The more I have looked at artificial intelligence, the more bullish I have been about the rosy future for investigation. AI and greater computing power will generate volumes of data we can only dream about right now. Automatic transcripts of every YouTube video, for example, would mark an explosive change in the amount of material you would have to work with in researching someone. So would the ability to do media searches in every language, not just the small number offered by LexisNexis. I wrote about this in a law review article a few years ago, Legal Jobs in the Age of Artificial Intelligence.
More data will mean more things to research and interpret.

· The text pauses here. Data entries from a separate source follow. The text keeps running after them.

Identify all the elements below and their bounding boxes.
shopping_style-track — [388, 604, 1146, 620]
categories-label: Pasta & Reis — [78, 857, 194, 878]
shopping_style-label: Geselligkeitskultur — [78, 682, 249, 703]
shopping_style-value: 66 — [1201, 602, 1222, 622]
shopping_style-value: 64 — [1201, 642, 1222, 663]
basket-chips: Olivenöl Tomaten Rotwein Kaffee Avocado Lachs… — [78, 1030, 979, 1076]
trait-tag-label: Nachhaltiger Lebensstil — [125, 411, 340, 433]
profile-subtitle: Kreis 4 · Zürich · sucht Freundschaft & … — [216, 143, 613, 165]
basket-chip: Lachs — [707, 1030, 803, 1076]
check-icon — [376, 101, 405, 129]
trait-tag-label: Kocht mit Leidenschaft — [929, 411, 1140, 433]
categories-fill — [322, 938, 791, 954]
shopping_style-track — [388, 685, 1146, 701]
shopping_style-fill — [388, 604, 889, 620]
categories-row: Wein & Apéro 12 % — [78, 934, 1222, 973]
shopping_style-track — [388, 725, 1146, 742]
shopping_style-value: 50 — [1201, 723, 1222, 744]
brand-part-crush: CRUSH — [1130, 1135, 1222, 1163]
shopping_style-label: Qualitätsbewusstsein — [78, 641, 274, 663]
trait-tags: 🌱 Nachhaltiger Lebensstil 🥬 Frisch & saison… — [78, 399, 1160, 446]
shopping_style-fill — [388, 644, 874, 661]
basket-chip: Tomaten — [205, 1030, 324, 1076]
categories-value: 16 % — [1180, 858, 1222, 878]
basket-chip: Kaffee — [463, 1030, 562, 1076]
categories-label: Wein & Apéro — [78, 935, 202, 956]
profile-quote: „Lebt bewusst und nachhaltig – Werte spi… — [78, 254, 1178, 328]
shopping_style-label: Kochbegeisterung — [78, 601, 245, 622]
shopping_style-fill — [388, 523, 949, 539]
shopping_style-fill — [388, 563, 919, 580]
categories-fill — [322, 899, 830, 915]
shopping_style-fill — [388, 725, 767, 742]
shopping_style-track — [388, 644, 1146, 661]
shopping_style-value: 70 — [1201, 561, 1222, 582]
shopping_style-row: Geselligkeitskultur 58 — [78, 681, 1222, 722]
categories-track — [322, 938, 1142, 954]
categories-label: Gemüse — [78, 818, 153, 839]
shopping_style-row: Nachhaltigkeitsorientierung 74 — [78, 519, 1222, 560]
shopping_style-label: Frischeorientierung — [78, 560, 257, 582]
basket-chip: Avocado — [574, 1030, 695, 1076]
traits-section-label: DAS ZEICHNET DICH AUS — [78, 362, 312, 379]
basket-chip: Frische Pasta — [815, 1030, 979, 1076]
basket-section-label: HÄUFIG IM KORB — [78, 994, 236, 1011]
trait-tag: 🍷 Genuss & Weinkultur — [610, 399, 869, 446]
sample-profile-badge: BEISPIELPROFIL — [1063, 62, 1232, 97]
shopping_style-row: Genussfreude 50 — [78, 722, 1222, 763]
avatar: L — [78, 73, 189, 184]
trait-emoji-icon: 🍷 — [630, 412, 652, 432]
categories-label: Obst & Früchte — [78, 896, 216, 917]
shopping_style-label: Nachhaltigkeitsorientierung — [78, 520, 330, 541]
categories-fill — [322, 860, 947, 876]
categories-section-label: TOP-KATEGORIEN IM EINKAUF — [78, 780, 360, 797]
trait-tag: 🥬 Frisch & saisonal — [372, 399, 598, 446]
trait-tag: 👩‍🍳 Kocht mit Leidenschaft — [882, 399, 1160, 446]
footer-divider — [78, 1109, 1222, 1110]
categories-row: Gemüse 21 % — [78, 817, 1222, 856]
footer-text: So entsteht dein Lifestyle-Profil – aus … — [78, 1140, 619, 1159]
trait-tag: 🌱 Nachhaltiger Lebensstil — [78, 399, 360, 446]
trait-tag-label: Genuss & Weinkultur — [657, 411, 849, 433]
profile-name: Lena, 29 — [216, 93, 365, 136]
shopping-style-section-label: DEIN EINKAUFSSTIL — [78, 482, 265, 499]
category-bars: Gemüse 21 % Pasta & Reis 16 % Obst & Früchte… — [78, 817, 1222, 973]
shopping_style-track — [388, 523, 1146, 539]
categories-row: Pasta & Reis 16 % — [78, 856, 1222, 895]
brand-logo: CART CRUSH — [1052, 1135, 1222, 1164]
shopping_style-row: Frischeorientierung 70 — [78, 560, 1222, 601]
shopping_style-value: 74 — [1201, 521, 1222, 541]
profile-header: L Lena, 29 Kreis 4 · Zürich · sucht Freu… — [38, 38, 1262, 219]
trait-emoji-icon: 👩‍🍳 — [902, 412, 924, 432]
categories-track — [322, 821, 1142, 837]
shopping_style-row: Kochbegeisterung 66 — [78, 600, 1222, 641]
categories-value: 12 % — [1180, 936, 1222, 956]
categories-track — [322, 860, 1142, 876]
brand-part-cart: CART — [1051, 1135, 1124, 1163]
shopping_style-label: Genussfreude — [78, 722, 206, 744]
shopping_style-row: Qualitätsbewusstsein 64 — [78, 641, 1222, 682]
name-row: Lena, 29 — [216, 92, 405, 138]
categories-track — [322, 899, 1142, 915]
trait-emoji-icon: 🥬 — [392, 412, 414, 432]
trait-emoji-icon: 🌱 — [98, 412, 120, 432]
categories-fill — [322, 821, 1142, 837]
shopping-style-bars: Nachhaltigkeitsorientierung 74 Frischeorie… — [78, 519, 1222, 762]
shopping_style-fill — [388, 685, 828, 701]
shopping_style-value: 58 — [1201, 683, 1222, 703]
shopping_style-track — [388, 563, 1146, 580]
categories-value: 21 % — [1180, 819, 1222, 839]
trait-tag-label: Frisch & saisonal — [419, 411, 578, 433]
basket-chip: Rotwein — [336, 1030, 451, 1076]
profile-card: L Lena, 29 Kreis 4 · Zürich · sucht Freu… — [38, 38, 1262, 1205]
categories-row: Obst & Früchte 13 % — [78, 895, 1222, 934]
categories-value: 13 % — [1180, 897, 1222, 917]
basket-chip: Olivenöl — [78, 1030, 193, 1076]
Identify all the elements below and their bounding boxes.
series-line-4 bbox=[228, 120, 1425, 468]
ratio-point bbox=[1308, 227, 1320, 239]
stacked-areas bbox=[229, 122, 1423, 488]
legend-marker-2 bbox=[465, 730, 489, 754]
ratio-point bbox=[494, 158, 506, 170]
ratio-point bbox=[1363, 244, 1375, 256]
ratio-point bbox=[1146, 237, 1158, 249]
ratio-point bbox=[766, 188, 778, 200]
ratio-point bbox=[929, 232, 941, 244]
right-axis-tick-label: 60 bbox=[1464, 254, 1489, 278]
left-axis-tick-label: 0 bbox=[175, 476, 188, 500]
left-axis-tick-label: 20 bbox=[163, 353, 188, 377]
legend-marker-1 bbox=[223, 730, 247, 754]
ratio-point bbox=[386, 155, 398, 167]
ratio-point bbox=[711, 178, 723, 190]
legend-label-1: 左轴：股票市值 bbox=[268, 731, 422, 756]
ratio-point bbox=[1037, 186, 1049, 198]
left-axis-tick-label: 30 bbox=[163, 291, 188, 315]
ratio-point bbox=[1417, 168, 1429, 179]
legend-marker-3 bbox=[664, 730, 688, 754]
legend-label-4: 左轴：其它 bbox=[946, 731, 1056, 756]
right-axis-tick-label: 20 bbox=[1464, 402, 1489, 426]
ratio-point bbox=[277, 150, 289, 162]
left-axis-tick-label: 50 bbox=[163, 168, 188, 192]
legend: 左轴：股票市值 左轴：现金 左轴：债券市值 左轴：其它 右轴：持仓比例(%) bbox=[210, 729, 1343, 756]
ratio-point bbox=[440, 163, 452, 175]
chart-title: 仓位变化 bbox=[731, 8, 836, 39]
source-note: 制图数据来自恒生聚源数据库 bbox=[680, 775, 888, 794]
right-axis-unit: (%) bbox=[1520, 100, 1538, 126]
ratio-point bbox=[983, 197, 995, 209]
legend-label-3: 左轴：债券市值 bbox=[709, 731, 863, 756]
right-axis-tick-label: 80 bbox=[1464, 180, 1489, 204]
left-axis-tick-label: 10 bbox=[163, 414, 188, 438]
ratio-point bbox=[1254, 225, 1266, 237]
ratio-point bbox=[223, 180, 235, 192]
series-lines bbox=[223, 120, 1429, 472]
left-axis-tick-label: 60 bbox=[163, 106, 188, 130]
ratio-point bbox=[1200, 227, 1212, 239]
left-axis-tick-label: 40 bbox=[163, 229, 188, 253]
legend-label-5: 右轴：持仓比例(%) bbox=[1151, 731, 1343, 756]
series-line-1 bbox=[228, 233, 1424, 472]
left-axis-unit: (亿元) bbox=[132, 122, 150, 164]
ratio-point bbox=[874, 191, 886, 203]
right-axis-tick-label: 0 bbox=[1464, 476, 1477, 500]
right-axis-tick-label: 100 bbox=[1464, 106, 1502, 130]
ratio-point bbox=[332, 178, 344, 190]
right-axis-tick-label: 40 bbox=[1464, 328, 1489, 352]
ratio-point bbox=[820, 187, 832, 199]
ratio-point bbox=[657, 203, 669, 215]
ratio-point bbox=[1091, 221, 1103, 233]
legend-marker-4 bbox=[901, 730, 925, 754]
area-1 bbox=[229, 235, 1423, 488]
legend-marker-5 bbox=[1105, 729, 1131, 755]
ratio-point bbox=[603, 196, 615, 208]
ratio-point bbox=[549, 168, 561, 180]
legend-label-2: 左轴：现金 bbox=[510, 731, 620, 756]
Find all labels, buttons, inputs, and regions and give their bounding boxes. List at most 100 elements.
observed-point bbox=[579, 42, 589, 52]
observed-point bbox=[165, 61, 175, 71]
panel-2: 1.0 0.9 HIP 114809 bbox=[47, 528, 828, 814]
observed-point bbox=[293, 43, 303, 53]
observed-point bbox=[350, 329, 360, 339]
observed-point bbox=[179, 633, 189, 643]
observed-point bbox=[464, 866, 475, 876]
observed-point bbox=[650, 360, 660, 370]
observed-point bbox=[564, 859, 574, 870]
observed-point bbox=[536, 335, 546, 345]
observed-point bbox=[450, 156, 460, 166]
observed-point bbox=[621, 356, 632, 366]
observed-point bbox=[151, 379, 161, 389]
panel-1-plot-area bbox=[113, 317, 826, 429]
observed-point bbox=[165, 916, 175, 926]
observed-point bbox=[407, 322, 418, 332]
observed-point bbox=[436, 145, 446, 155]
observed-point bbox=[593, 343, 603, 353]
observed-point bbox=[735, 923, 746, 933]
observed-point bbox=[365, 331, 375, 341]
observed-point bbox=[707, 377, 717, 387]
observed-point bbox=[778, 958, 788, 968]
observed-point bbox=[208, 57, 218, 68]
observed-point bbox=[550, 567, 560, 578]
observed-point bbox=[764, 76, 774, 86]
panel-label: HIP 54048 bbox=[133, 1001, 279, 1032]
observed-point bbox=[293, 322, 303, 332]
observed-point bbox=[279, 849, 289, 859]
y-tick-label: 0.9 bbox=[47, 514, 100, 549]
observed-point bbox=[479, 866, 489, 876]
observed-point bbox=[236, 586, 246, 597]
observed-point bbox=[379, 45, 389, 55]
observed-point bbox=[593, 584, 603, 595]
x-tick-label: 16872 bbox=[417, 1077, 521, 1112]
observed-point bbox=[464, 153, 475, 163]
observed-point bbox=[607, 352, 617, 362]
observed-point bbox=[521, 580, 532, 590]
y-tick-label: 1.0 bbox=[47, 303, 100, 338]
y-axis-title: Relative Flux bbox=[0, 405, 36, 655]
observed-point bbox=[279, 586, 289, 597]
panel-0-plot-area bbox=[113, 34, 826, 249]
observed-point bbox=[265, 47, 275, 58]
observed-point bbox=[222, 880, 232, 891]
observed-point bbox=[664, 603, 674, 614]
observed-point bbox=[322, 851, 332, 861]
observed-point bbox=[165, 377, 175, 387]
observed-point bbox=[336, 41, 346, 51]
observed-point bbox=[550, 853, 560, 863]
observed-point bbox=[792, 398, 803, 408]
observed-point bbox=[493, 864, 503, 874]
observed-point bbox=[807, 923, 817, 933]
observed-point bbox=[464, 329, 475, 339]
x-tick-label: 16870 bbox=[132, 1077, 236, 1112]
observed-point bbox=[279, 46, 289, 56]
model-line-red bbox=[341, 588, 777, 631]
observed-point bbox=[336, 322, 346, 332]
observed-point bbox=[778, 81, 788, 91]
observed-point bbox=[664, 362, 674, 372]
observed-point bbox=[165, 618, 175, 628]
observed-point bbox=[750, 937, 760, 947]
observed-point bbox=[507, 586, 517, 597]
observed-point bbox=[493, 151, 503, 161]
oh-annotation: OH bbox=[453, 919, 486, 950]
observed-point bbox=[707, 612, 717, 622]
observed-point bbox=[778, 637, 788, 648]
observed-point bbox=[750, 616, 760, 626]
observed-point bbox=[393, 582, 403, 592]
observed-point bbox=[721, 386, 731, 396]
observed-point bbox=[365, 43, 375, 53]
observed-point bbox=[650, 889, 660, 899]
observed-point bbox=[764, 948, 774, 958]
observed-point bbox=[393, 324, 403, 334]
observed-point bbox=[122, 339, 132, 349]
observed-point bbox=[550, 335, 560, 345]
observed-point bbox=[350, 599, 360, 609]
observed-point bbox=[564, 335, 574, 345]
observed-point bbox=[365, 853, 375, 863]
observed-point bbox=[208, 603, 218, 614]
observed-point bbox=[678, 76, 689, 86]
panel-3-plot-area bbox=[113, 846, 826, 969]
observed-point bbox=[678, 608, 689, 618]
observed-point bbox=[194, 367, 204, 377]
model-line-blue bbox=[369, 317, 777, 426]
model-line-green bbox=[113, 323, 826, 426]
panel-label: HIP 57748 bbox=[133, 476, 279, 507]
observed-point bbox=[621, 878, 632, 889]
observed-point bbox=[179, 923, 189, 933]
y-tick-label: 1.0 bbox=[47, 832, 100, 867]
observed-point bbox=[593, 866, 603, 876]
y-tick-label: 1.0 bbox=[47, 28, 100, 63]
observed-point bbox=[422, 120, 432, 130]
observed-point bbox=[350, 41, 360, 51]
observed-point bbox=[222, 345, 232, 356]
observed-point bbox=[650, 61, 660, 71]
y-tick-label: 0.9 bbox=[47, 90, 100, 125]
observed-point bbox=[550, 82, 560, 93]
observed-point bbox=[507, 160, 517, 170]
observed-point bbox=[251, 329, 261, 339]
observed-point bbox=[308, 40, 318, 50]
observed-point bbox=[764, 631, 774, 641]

I haven’t yet tried ChatGPT, but after getting as far as their own disclaimers, I wondered why none of the stories I had read about the program mentioned this. Here’s what it says at ChatGPT.pro:
Like any other machine learning model, ChatGPT has certain limitations and limitations that users should be aware of. Some of the potential limitations of ChatGPT include:
- Dependence on data: ChatGPT is a machine learning model that has been trained on a large corpus of text data. As a result, the quality and accuracy of the model’s responses will depend on the quality and diversity of the data that it has been trained on. If the model is not trained on a diverse and comprehensive dataset, it may generate responses that are not relevant or accurate.
- Limited understanding: While ChatGPT is able to generate highly accurate and fluent responses to prompts, it does not have a deep understanding of the world or the ability to reason like a human. As a result, the model may not be able to generate responses to complex or abstract questions, or to understand the context and implications of a given prompt.
Those are just the first two, but they would present a big problem for anyone who wanted a machine to do an investigation.
Dependence on data: Lots of people and companies we look at have little or no data to their names. Companies of subjects that have lawsuits that are not on line, people with multiple spellings of their names (due to fraudulent intent or different traditions of transliteration from another writing system). A person who doesn’t go to court and doesn’t get written about will not have a lot of diverse data for the program to parse.
Limited understanding: I would think it self-evident that if you can’t solve a mystery by using Google, you would want to assign someone with a deep understanding of the world, which ChatGPT’s creators admit it does not possess. That doesn’t mean your investigator should be able to recite odes in Latin and argue the finer points of the gold standard debates in the 20th century. But you want someone who knows to look a little more closely when a company has changed its auditor, a CEO resigns unexpectedly to “spend more time with family,” or when the manager of a “$600 million hedge fund” has an office above a bakery where the rent is $400 a month.
And when Husband takes stock payments through a company he told you was defunct, that’s another alarm that starts to ring. What else did he tell you that’s not true?
Complex questions and context. These are what we deal in, and these are ChatGPT’s weak points.
Never say never, but I think I can confidently sign another office lease or two before the bots come for my job.